О сути. Некоторые думают, что главная задача системы гемостаза, или по-простому системы свертывания крови, – остановка кровотечения. Но нет. Основная функция этой системы – обеспечить текучесть крови, чтобы она была жидкая и хорошо циркулировала. Если кровь хорошо циркулирует, исправно доставляет кислород к тканям и органам, они отлично работают. То есть передвижение крови – это главный фактор жизнеспособности человеческого организма. И на контроле здесь система гемостаза. Если у вас возникают проблемы с гемостазом, значит, возникают все остальные проблемы.
Кровь течет по сосудам, но пока мы не умеем управлять сосудами. Если мы научимся делать сосуды гладкими в возрасте человека 70–80 лет, то причин для инфарктов не будет.
В молодом же возрасте причины инфаркта – это патология гемостаза. И тут есть возможность профилактики. Речь идет об аспирине. Пока нет более управляемых с точки зрения подбора дозировок препаратов, чем аспирин. Если такой препарат появится, мы продлим жизнь человеку. До этого времени – рекомендую всем, кто перешагнул 50-летний рубеж, принимать аспирин в микродозах, не более 50 мг в день. Лично я пью его уже 20 лет. Конечно, перед началом приема нужно оценить состояние желудочно-кишечного тракта. Чтобы проверить реакцию организма на препарат, нужно половину таблетки ввести в ротовую полость и прижать языком к щеке, подержать полминуты. Если есть неприятные ощущения – аспирин вам не показан.
Я не утверждаю, что аспирин – это стопроцентная гарантия долгой жизни. Но это действительно уменьшает вероятность развития инфаркта и инсульта.
– Аспирин – это главный секрет долголетия? Что помогает вам сохранять работоспособность?
– Учтите, на этот вопрос вам отвечает курильщик с 50-летним стажем. Влияют ли вредные привычки на продолжительность жизни? Безусловно, да. Но я думаю, что это не главный фактор. Главное – другое: то, сколько лет прожил ваш прадедушка, ваша бабушка, мама и папа. Обмануть природу вот тут невозможно. В вас заложен генотип. Если предки умирают достаточно рано, сигареты и стопки в руки брать нельзя категорически. Еще один ключевой фактор долголетия – наш мозг. Мы сами управляем своим здоровьем. Критический возраст для мужчины – 60 лет. Кто переживет эту дату, спокойно доживает до 70. 70 – еще одна серьезная вершина. И нужно все время себе повторять: все хорошо, все у меня отлично. Как только вы расслабитесь, все – организм потеряет ориентир. Я вижу своих приятелей, которые вышли на пенсию и сели на диван. Они стареют буквально по часам. Я себе расслабляться не позволяю: работа, ученики, молодежь… Никакого старения! Это моя позиция.

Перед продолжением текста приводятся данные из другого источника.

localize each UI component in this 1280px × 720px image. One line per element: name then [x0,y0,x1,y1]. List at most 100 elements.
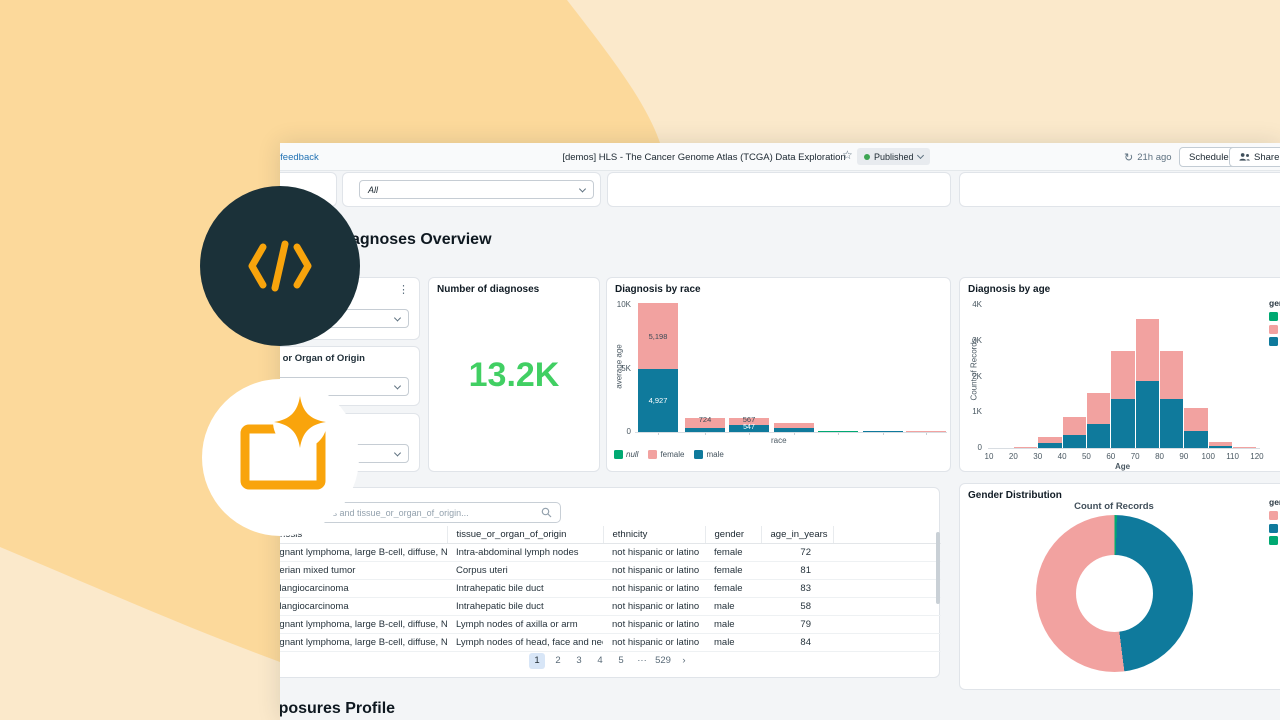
race-y-tick: 10K [607,300,631,309]
counter-title: Number of diagnoses [437,284,539,295]
page-button[interactable]: 5 [613,653,629,669]
gender-chart-title: Gender Distribution [968,490,1062,501]
hist-segment-female [1209,442,1232,447]
hist-segment-male [1111,399,1134,448]
table-cell: Corpus uteri [447,561,603,579]
code-icon [247,240,313,292]
filter-card-all: All [342,172,601,207]
table-cell: male [705,615,761,633]
table-column-header [833,526,941,543]
table-cell [833,633,941,651]
share-button[interactable]: Share [1229,147,1280,167]
bar-value-label: 547 [729,424,769,431]
age-y-tick: 3K [960,336,982,345]
page-button[interactable]: 4 [592,653,608,669]
legend-item: null [1269,536,1280,545]
hist-segment-female [1184,408,1207,431]
legend-item: male [694,450,723,459]
table-cell: female [705,579,761,597]
gender-legend: gender femalemalenull [1269,497,1280,549]
next-page-button[interactable]: › [676,653,692,669]
page-button[interactable]: 3 [571,653,587,669]
table-cell: Lymph nodes of axilla or arm [447,615,603,633]
legend-item: female [1269,511,1280,520]
table-cell: 79 [761,615,833,633]
chevron-down-icon [394,449,401,456]
donut-hole [1076,555,1153,632]
table-cell: Malignant lymphoma, large B-cell, diffus… [280,543,447,561]
race-legend: null female male [614,450,724,459]
table-column-header: tissue_or_organ_of_origin [447,526,603,543]
export-badge [202,379,359,536]
age-y-tick: 0 [960,443,982,452]
page-button[interactable]: 1 [529,653,545,669]
table-header-row: diagnosistissue_or_organ_of_originethnic… [280,526,941,543]
hist-segment-female [1063,417,1086,436]
counter-card: Number of diagnoses 13.2K [428,277,600,472]
table-row: CholangiocarcinomaIntrahepatic bile duct… [280,579,941,597]
table-cell: 83 [761,579,833,597]
bar-value-label: 5,198 [638,332,678,341]
hist-segment-male [1160,399,1183,448]
race-chart-card: Diagnosis by race average age 05K10K4,92… [606,277,951,472]
legend-swatch [1269,524,1278,533]
table-cell: 84 [761,633,833,651]
filter-card-2 [607,172,951,207]
last-refresh[interactable]: ↻ 21h ago [1124,151,1172,164]
table-row: CholangiocarcinomaIntrahepatic bile duct… [280,597,941,615]
table-row: Mullerian mixed tumorCorpus uterinot his… [280,561,941,579]
legend-swatch [1269,325,1278,334]
section-title-overview: Diagnoses Overview [335,231,492,249]
page-button[interactable]: 2 [550,653,566,669]
published-label: Published [874,152,914,162]
race-x-axis-label: race [771,436,787,445]
legend-item: male [1269,524,1280,533]
legend-swatch [1269,312,1278,321]
table-cell: Intra-abdominal lymph nodes [447,543,603,561]
table-cell: Intrahepatic bile duct [447,579,603,597]
refresh-icon: ↻ [1124,151,1133,164]
table-cell: Mullerian mixed tumor [280,561,447,579]
age-x-tick: 90 [1174,452,1194,461]
hist-segment-female [1136,319,1159,381]
favorite-star-icon[interactable]: ☆ [842,149,853,161]
hist-segment-female [1160,351,1183,399]
table-cell: not hispanic or latino [603,615,705,633]
legend-item: male [1269,337,1280,346]
table-column-header: gender [705,526,761,543]
age-x-tick: 80 [1150,452,1170,461]
legend-swatch [648,450,657,459]
table-cell: Cholangiocarcinoma [280,597,447,615]
hist-segment-male [1184,431,1207,448]
bar-value-label: 4,927 [638,396,678,405]
bar-value-label: 567 [729,415,769,424]
page-button[interactable]: ··· [634,653,650,669]
table-cell [833,597,941,615]
legend-item: null [614,450,638,459]
published-status-dropdown[interactable]: Published [857,148,930,165]
legend-item: female [648,450,684,459]
table-scrollbar[interactable] [936,532,940,604]
age-x-tick: 10 [979,452,999,461]
legend-swatch [1269,536,1278,545]
table-cell: 81 [761,561,833,579]
table-row: Malignant lymphoma, large B-cell, diffus… [280,543,941,561]
pagination: 12345 ··· 529 › [529,653,692,669]
age-x-tick: 70 [1125,452,1145,461]
age-x-tick: 20 [1003,452,1023,461]
gender-donut [1036,515,1193,672]
table-column-header: ethnicity [603,526,705,543]
table-cell: not hispanic or latino [603,543,705,561]
hist-segment-female [1038,437,1061,443]
kebab-menu-icon[interactable]: ⋮ [398,285,409,296]
chevron-down-icon [916,151,923,158]
hist-segment-male [1063,435,1086,448]
filter-dropdown-all[interactable]: All [359,180,594,199]
table-cell: Cholangiocarcinoma [280,579,447,597]
bar-segment-female [774,423,814,428]
table-cell: Malignant lymphoma, large B-cell, diffus… [280,615,447,633]
filter-label-tissue: Tissue or Organ of Origin [280,353,365,364]
age-x-tick: 120 [1247,452,1267,461]
page-button[interactable]: 529 [655,653,671,669]
feedback-link[interactable]: Give feedback [280,152,319,163]
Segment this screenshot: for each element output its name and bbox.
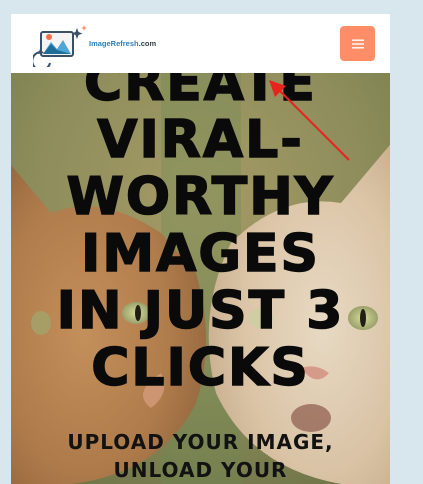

– А стресс? Считается, что убивает именно он. Ваша профессия – это стресс в квадрате.
– Правда. В нашей специальности очень большой отток, не все выдерживают, у многих наступает выгорание. Остальные адаптируются. Человеческий организм может подстроиться под любые условия. Он так устроен. А кто остается в нашей специальности, со временем понимает, что это самая сложная, важная и удивительная сфера в медицине.